See this document, DataFrameStatsVisitors.h, DataFrameMLVisitors.h, DataFrameFinancialVisitors.h, DataFrameTransformVisitors.h, and test/dataframe_tester[_2].cc for more examples and documentation.


Numeric Generators

Random generators, and a few other numeric generators, were added as a series of convenient stand-alone functions to generate random numbers (it covers all C++ standard distributions). You can seamlessly use these routines to generate random DataFrame columns.
See this document and file RandGen.h and dataframe_tester.cc. For the definition and defaults of RandGenParams, see this document and file DataFrameTypes.h


Code Structure

The DataFrame library is almost a header-only library with a few boilerplate source file exceptions, HeteroVector.cc and HeteroView.cc and a few others. Also, there is DateTime.cc.
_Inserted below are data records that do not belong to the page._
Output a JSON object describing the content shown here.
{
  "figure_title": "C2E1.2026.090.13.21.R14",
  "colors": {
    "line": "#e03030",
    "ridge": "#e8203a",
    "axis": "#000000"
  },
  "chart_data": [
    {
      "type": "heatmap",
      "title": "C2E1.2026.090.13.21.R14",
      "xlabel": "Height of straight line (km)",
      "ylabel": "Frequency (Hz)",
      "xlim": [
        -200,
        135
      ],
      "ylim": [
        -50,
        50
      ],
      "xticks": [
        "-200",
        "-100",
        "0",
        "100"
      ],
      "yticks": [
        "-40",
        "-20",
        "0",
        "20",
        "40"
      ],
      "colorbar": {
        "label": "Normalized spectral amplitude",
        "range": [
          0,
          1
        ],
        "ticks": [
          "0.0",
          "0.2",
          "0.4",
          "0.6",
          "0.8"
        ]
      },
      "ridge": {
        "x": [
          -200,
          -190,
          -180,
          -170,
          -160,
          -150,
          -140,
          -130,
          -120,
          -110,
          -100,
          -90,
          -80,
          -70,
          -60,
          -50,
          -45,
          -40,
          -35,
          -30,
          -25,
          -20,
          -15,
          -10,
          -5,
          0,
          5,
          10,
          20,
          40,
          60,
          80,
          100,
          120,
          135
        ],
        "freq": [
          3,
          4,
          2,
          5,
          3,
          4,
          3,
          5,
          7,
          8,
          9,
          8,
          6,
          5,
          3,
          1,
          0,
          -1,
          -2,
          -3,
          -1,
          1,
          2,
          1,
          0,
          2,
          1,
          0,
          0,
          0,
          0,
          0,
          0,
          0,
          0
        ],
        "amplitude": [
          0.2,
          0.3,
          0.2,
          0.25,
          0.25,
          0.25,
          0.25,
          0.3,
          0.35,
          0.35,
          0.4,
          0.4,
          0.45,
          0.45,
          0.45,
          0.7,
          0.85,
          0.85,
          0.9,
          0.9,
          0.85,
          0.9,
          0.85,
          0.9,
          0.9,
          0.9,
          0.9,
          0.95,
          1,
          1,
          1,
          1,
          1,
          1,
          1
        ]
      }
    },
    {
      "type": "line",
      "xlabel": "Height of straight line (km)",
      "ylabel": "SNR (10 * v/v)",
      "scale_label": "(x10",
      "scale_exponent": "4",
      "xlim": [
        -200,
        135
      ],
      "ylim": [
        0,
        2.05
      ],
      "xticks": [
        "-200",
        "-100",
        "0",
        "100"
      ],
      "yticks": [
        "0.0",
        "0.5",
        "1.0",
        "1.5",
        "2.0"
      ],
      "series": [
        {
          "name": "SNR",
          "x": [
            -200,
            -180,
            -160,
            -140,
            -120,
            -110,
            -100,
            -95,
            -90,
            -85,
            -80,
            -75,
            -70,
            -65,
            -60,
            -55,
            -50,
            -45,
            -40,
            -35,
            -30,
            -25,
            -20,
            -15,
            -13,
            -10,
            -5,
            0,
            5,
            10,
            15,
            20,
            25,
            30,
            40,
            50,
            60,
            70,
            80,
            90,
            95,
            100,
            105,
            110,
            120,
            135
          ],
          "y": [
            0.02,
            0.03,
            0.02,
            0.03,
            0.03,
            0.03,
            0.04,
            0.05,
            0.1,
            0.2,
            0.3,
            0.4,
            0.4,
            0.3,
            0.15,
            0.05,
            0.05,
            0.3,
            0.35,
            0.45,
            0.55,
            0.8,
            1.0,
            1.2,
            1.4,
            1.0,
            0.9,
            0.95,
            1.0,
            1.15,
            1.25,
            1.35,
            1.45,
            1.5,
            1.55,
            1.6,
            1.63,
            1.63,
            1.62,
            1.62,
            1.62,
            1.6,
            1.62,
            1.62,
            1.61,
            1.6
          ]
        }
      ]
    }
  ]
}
Starting from the root directory:

include directory contains most of the code. It includes .h and .tcc files. The latter are C++ template code files (they are mostly located in the Internals subdirectory). The main header file is DataFrame.h. It contains the DataFrame class and its public interface. There are comprehensive comments for each public interface call in that file. The rest of the files will show you how the sausage is made. Include directory also contains subdirectories that contain mostly internal DataFrame implementation. One exception, the DateTime.h is located in the Utils subdirectory

src directory contains Linux-only make files and a few subdirectories that contain various source codes.

test directory contains all the test source files, mocked data files, and test output files. The main test source files are dataframe_tester.cc and dataframe_tester_2.cc. It contains test cases for all functionalities of DataFrame. It is not in a very organized structure. I plan to make the test cases more organized.


Build Instructions

Using plain make and make-files:
Go to the root of the repository, where license file is, and execute build_all.sh. This will build the library and test executables for Linux/Unix flavors only
Using cmake:
Please see README file. Thanks to @justinjk007, you should be able to build this in Linux, Windows, Mac, and more


Motivation

Although Pandas has a spot-on interface and it is full of useful functionalities, it lacks performance and scalability. For example, it is hard to decipher high-frequency intraday data such as Options data or S&P500 constituents tick-by-tick data using Pandas. Another issue I have encountered often is the research is done using Python, because it has such tools as Pandas, but the execution in production is in C++ for its efficiency, reliability and scalability. Therefore, there is this translation, or sometimes a bridge, between research and executions. Also, in this day and age, C++ needs a heterogeneous data container. Mainly because of these factors, I implemented the C++ DataFrame.
I welcome all contributions from people with expertise, interest, and time to do it. I will add more functionalities from time to time, but currently my spare time is limited.